Closer came with the kind of all-star cast on which Nichols thrived and for which he was sometimes derided. Few who caught his 1992 Broadway version of Ariel Dorfman's play Death and the Maiden, with Gene Hackman, Richard Dreyfuss, and a Tony-winning Glenn Close, thought it possessed the power of the earlier, more modest London staging from Lindsay Posner that starred Bill Paterson and Juliet Stevenson. But in addition to enjoying the company of stars, Nichols knew how to create them, as well. Dustin Hoffman (pictured below) was a jobbing actor in New York when Nichols took a punt by casting him as Benjamin Braddock opposite Anne Bancroft in The Graduate, winning the filmmaker his best director Oscar. Just last year the director confounded expectation by choosing a comparative fresh face in Rafe Spall to star opposite Daniel Craig and Rachel Weisz in a sellout New York staging of Betrayal: the third point of that play's adulterous triangle cast an antidote to its husband-and-wife stardust.

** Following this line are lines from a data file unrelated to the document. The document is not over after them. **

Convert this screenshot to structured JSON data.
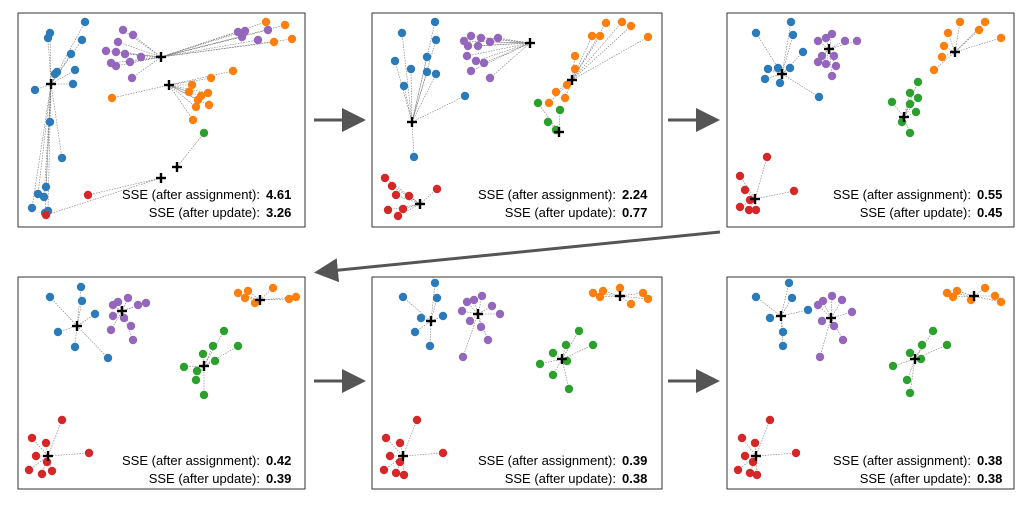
{
  "colors": {
    "blue": "#2b7bba",
    "purple": "#9467bd",
    "orange": "#ff7f0e",
    "green": "#2ca02c",
    "red": "#d62728",
    "centroid": "#000000",
    "arrow": "#555555"
  },
  "sse_label_assignment": "SSE (after assignment):",
  "sse_label_update": "SSE (after update):",
  "panels": [
    {
      "sse_assignment": "4.61",
      "sse_update": "3.26"
    },
    {
      "sse_assignment": "2.24",
      "sse_update": "0.77"
    },
    {
      "sse_assignment": "0.55",
      "sse_update": "0.45"
    },
    {
      "sse_assignment": "0.42",
      "sse_update": "0.39"
    },
    {
      "sse_assignment": "0.39",
      "sse_update": "0.38"
    },
    {
      "sse_assignment": "0.38",
      "sse_update": "0.38"
    }
  ],
  "arrows": [
    {
      "from": "panel-1",
      "to": "panel-2"
    },
    {
      "from": "panel-2",
      "to": "panel-3"
    },
    {
      "from": "panel-3",
      "to": "panel-4"
    },
    {
      "from": "panel-4",
      "to": "panel-5"
    },
    {
      "from": "panel-5",
      "to": "panel-6"
    }
  ]
}
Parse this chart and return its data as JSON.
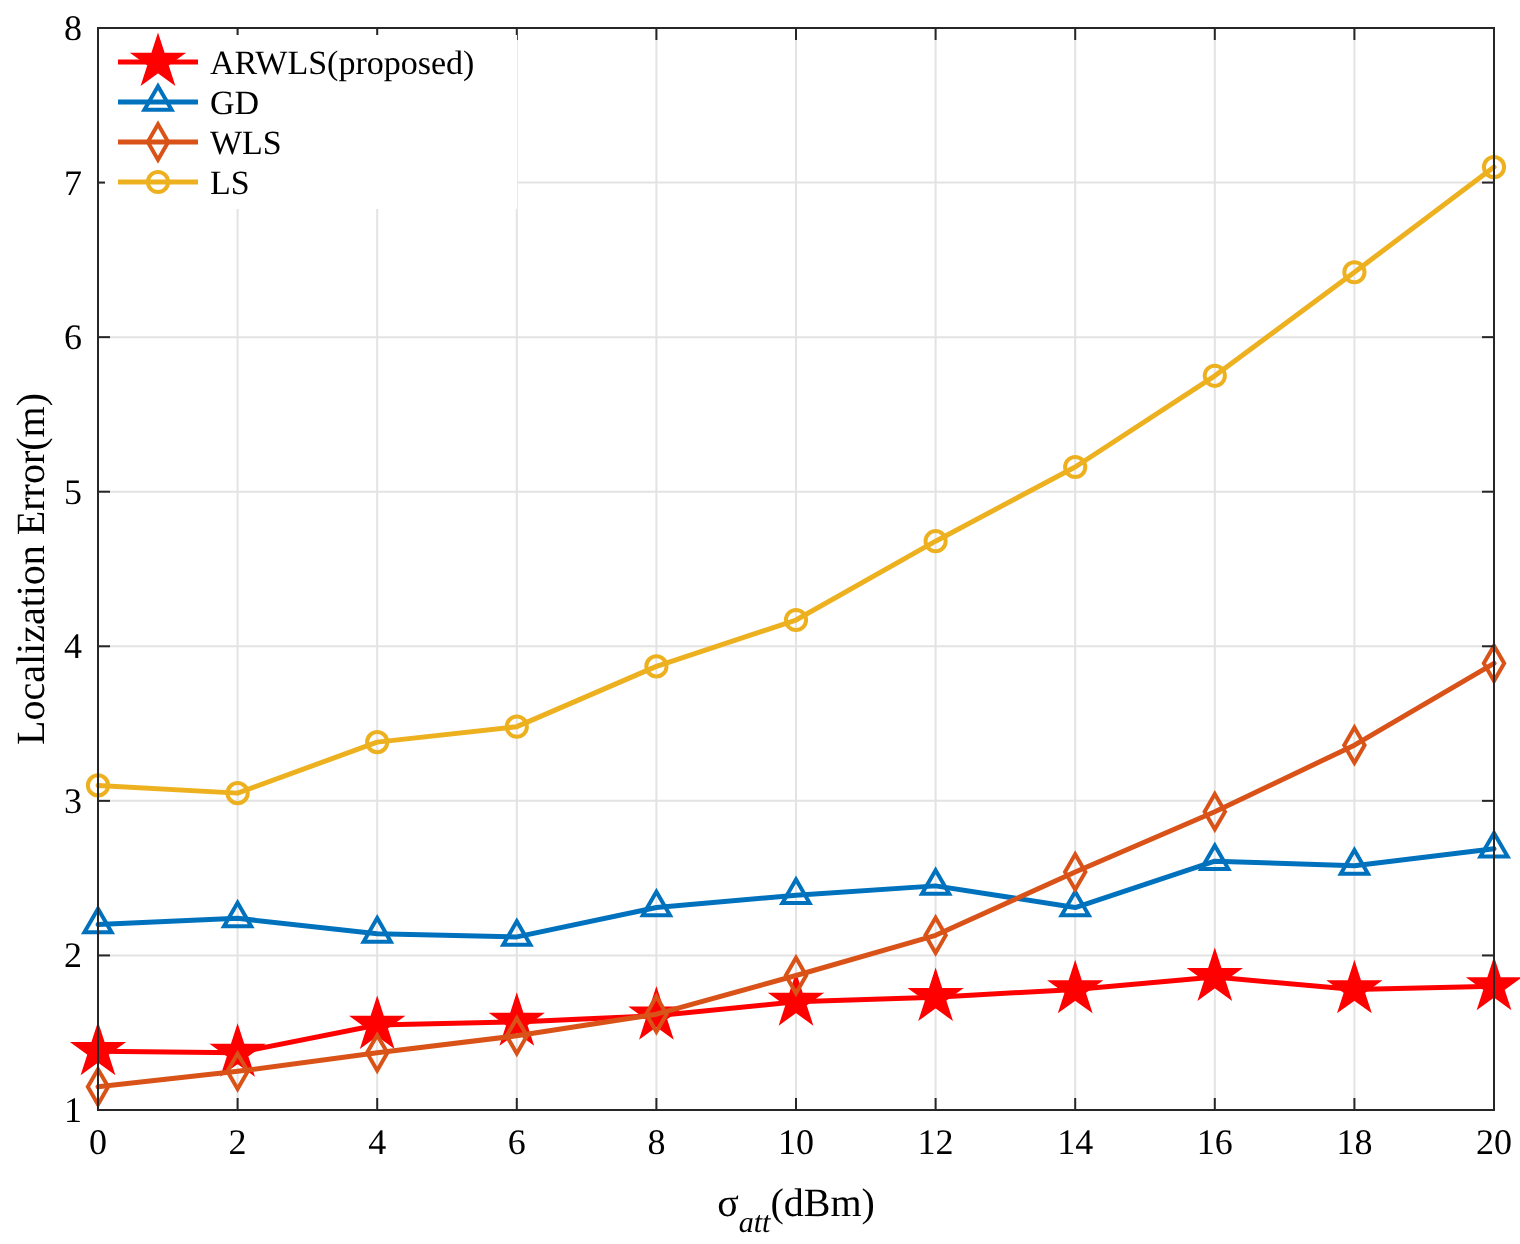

In his own domestic life, Nichols was widely known around his beloved Manhattan as husband to the hugely popular TV newswoman Diane Sawyer, the couple seen regularly at Broadway first nights as recently as the Terrence McNally revival, It's Only A Play, some six weeks ago. (That play's star, Nathan Lane, was brought to mainstream attention by Nichols, who cast Lane opposite Robin Williams in the film comedy, The Birdcage.) Nichols was faulted in some circles for not having a distinct-enough style. You couldn't pinpoint a Nichols screen signature the way you could the work of such contemporaries as Martin Scorsese, Robert Altman, and Woody Allen, to name but a few. To that extent, he was an actor's director without ever becoming an auteur.
But when he and and a given cast were on form - one thinks of Streep cradling a nervous movie newbie in Cher in the underrated Silkwood or Jeremy Irons and, again, Glenn Close steaming up the stage in 1984 in the Broadway premiere of Tom Stoppard's The Real Thing (that play's best stage outing ever) - Nichols seemed to speak the actor's language of empathy, humour, and accessibility, all for the most part urbanely and unhistrionically expressed. I won't soon forget Nichols's 2012 Broadway remounting of Death of a Salesman, in which his Willy Loman, Philip Seymour Hoffman, had been thought in advance to be too young and perhaps even unseasoned in life to tackle such a grievous part. In fact, the production signalled a pinnacle in the careers of two men now no longer with us. Attention, to put it mildly, is being paid.